Wednesday, September 28, 2016

Small Pupfish in a Big Oasis

-Edgar Bernal Sevilla, Curation/Education Staff

Edgar Bernal Sevilla & Richard Barnes at beginning of conference
This week Richard Barnes, a former museum intern, and I were invited by my boss, Dr. Neal Hitch, to attend my first museum conference as a museum professional.  It was the Western Museums Association Annual Conference in Phoenix, Arizona.  It was both exciting and intimidating, and a great experience.

At our first conference mixer, Neal directed me to get two business cards: one from someone at my general rank, and one from someone with way more experience than me. I ended up succeeding (after a few drinks), emerging from the crowd a few hours later with the business card of a young Chicago saleswoman and a titan in the exhibit design industry. Success! 

Steve Hoza, Nadia Arrambla, Neal Hitch, Berlin Loa
The sessions the next day varied from extremely interesting to somewhat disappointing. I got some fantastic ideas from some sessions, while others were just lectures about what seemed (to me) like common sense. While I was awed at first by talks from museums with hundreds of employees or millions of dollars in their annual budgets, the overall feeling I got from the conference is that our tiny little museum in the middle of nowhere is actually pretty cutting edge. 

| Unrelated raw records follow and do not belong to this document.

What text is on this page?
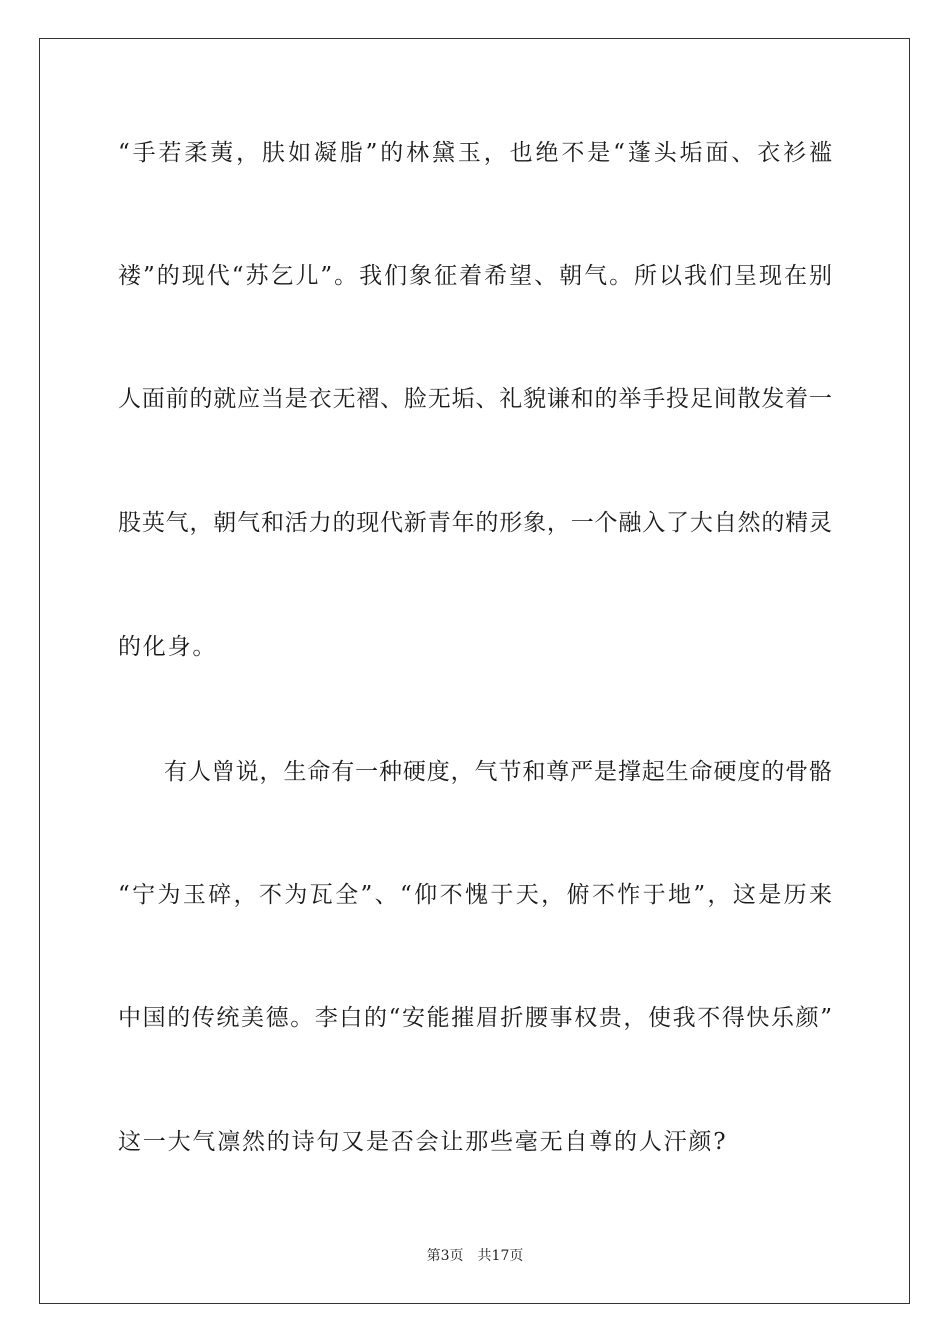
“手若柔荑，肤如凝脂”的林黛玉，也绝不是“蓬头垢面、衣衫褴
褛”的现代“苏乞儿”。我们象征着希望、朝气。所以我们呈现在别
人面前的就应当是衣无褶、脸无垢、礼貌谦和的举手投足间散发着一
股英气，朝气和活力的现代新青年的形象，一个融入了大自然的精灵
的化身。
有人曾说，生命有一种硬度，气节和尊严是撑起生命硬度的骨骼
“宁为玉碎，不为瓦全”、“仰不愧于天，俯不怍于地”，这是历来
中国的传统美德。李白的“安能摧眉折腰事权贵，使我不得快乐颜”
这一大气凛然的诗句又是否会让那些毫无自尊的人汗颜?
第3页 共17页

Lael Hoff, George Ramirez, Michael Connolly Miskwish, Kelly Hyberger. San Diego Museum of Man
My favorite session had to be one on Tuesday titled “Decolonization of the San Diego Museum of Man.” It is safe to say that it was one of the most diverse panels in the conference. The diversity was also extremely refreshing because you could see different perspectives about a wide variety of topics from different cultures including the Kumeyaay and Hispanic communities.  I was thoroughly impressed with their work decolonizing the San Diego Museum of Man and they seemed to me the model of a diverse organization: one where different backgrounds and perspectives allowed for a much greater effectiveness solving problems to achieve one goal. It was inspiring and I made sure to get a few business cards from SMoM.

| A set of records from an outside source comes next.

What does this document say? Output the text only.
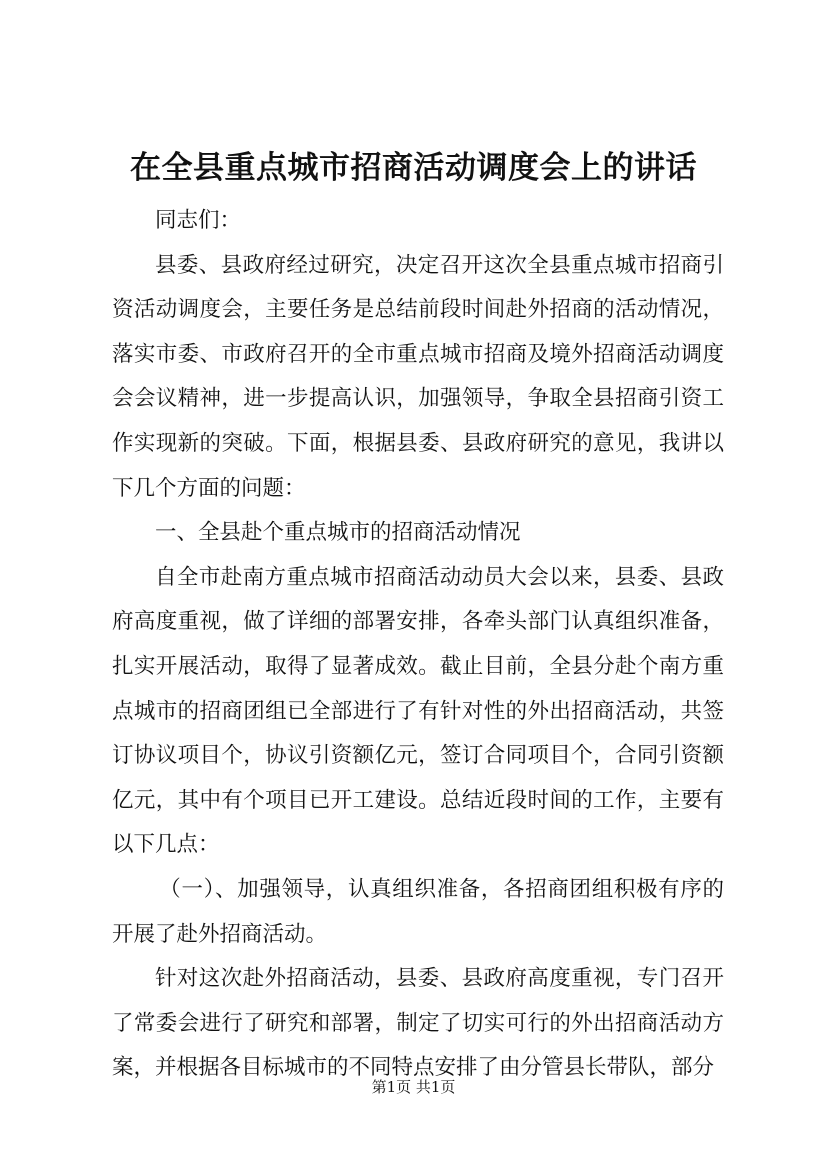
在全县重点城市招商活动调度会上的讲话

同志们：

县委、县政府经过研究，决定召开这次全县重点城市招商引资活动调度会，主要任务是总结前段时间赴外招商的活动情况，落实市委、市政府召开的全市重点城市招商及境外招商活动调度会会议精神，进一步提高认识，加强领导，争取全县招商引资工作实现新的突破。下面，根据县委、县政府研究的意见，我讲以下几个方面的问题：

一、全县赴个重点城市的招商活动情况

自全市赴南方重点城市招商活动动员大会以来，县委、县政府高度重视，做了详细的部署安排，各牵头部门认真组织准备，扎实开展活动，取得了显著成效。截止目前，全县分赴个南方重点城市的招商团组已全部进行了有针对性的外出招商活动，共签订协议项目个，协议引资额亿元，签订合同项目个，合同引资额亿元，其中有个项目已开工建设。总结近段时间的工作，主要有以下几点：

（一）、加强领导，认真组织准备，各招商团组积极有序的开展了赴外招商活动。

针对这次赴外招商活动，县委、县政府高度重视，专门召开了常委会进行了研究和部署，制定了切实可行的外出招商活动方案，并根据各目标城市的不同特点安排了由分管县长带队，部分

第1页 共1页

Neal Hitch & Edgar Bernal Sevilla at Arizona Science Center
All in all, attending the WMA conference was a fantastic experience. I came back with many new ideas and much stronger confidence in my own abilities as a museum professional. I had never thought about making museum work a career, it always seemed like a means to an end, but coming back from that conference made me feel empowered, like there was no museum problem I couldn’t tackle. Seeing how my little tiny museum stacked up with the rest of the museums in the American West made me more confident. The conference made me feel like I could go anywhere and be more than competent at any facet of museum work (probably not true but that was my feeling). Seeing how many skills I had that other people in larger, more specialized museums don’t have also made me feel extremely capable. I shouldn’t let it get to my head, after all, I have less than a year of experience doing this, but I feel that, if I stick to this profession, I’m going to do alright wherever life takes me.